Practical prescribed-time prescribed performance control with asymptotic convergence -- A vanishing sigma-modification approach

TL;DR

This paper introduces a control method for nonlinear systems that guarantees prescribed performance within a set time, handling uncertainties and unmodeled dynamics through a novel sigma-modification approach.

Contribution

It proposes a practical prescribed-time control strategy with asymptotic convergence using a performance-rate function and sigma-modification, addressing uncertainties effectively.

Findings

Ensures prescribed-time control with guaranteed performance.

Handles uncertainties and unmodeled dynamics effectively.

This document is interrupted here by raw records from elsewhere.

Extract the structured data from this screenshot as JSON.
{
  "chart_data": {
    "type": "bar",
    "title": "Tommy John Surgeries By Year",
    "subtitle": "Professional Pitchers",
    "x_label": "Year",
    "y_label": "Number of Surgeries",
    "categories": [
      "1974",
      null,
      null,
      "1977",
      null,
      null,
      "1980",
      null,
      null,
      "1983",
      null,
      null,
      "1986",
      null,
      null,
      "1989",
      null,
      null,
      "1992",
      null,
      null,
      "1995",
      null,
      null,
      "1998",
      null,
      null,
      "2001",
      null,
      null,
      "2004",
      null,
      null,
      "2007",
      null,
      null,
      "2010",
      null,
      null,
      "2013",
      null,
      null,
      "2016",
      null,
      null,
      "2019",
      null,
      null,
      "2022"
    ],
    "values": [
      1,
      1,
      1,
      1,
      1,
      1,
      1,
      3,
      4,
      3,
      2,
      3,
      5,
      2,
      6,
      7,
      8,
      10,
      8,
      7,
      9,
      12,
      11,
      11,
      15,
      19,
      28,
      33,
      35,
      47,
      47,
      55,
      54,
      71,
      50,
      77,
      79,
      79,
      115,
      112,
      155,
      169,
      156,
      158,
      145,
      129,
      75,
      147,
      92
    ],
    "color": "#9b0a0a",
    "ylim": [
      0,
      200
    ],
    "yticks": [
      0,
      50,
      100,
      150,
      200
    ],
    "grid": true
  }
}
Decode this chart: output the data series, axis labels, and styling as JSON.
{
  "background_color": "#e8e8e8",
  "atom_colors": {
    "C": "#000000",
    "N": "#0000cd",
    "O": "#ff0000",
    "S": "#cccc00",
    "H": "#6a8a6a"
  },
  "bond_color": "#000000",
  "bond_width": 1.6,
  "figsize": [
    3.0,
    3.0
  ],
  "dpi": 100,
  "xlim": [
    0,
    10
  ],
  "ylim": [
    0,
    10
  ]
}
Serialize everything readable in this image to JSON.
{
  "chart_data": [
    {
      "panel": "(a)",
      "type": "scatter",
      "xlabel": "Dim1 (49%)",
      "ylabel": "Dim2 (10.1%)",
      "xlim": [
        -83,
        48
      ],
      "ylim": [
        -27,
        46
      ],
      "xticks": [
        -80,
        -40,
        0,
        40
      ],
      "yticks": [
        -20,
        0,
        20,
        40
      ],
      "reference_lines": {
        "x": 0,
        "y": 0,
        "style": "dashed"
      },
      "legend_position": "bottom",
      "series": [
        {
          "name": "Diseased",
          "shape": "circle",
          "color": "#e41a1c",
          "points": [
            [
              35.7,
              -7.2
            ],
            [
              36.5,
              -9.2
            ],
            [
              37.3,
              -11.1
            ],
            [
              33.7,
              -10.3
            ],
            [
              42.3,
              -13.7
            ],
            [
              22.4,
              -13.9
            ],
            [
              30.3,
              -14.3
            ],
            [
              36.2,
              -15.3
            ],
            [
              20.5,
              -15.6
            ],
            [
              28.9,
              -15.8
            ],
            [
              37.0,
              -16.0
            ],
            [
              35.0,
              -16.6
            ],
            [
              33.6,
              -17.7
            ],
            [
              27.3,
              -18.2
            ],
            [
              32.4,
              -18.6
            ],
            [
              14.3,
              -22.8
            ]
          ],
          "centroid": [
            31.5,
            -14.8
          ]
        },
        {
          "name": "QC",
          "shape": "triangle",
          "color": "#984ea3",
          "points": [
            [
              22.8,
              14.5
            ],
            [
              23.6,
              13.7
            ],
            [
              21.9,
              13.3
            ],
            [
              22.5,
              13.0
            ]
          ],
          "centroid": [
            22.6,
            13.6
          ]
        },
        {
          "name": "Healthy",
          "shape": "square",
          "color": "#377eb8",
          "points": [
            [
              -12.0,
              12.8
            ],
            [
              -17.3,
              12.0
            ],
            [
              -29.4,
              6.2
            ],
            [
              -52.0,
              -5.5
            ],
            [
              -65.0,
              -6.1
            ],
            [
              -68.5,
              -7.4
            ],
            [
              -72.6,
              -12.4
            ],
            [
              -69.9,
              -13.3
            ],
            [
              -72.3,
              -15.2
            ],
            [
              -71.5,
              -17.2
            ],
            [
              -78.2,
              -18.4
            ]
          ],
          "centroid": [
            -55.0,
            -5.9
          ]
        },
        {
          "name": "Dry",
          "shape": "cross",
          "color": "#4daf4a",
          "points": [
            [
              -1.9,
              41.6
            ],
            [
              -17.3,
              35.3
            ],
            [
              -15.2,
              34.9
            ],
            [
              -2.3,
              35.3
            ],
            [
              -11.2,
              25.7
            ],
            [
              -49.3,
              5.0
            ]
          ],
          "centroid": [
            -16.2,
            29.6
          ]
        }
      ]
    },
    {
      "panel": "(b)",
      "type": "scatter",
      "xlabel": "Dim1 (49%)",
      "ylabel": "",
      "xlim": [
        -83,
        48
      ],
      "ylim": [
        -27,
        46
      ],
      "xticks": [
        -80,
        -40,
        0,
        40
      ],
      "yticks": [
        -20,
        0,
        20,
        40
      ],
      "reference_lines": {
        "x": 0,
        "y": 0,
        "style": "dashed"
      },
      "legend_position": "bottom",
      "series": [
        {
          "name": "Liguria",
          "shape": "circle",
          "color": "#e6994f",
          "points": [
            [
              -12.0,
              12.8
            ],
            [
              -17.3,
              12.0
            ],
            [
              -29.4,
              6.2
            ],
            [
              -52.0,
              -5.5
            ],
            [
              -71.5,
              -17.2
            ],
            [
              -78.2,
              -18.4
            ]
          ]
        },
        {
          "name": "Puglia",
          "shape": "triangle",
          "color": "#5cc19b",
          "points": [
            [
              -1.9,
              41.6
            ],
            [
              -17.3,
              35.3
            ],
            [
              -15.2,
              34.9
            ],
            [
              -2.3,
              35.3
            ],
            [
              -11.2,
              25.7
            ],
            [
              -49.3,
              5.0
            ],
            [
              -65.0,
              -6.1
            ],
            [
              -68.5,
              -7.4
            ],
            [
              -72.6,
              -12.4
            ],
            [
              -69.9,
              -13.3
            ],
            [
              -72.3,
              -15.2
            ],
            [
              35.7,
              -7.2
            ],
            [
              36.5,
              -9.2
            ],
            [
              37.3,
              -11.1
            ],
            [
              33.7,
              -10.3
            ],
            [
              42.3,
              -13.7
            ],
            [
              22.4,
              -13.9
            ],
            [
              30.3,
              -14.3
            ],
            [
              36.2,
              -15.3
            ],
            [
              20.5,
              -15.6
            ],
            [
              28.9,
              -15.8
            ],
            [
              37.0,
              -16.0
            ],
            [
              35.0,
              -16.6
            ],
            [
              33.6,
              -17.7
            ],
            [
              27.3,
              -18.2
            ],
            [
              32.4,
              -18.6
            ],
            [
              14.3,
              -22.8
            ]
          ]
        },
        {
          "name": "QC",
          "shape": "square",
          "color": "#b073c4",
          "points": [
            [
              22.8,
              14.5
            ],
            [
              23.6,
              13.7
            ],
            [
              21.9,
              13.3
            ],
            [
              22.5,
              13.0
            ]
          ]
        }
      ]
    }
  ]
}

Validated through numerical simulations.

Abstract

In this paper, we present a method capable of ensuring practical prescribed-time control with guaranteed performance for a class of nonlinear systems in the presence of time-varying parametric and dynamic uncertainties, and uncertain control coefficients. Our design consists of two key steps. First, we construct a performance-rate function that freezes at and after a user-specified time T, playing a crucial role in achieving desired precision within prescribed time T and dealing with unmodeled dynamics. Next, based on this function and a sigma-modification strategy in which the leakage term starts to vanish at t > T, we develop an adaptive dynamic surface control framework to reduce control complexity, deal with uncertainties, ensure prescribed performance, practical prescribed-time convergence to a specific region, and ultimately achieve asymptotic convergence. The effectiveness of the proposed control method is validated through numerical simulations.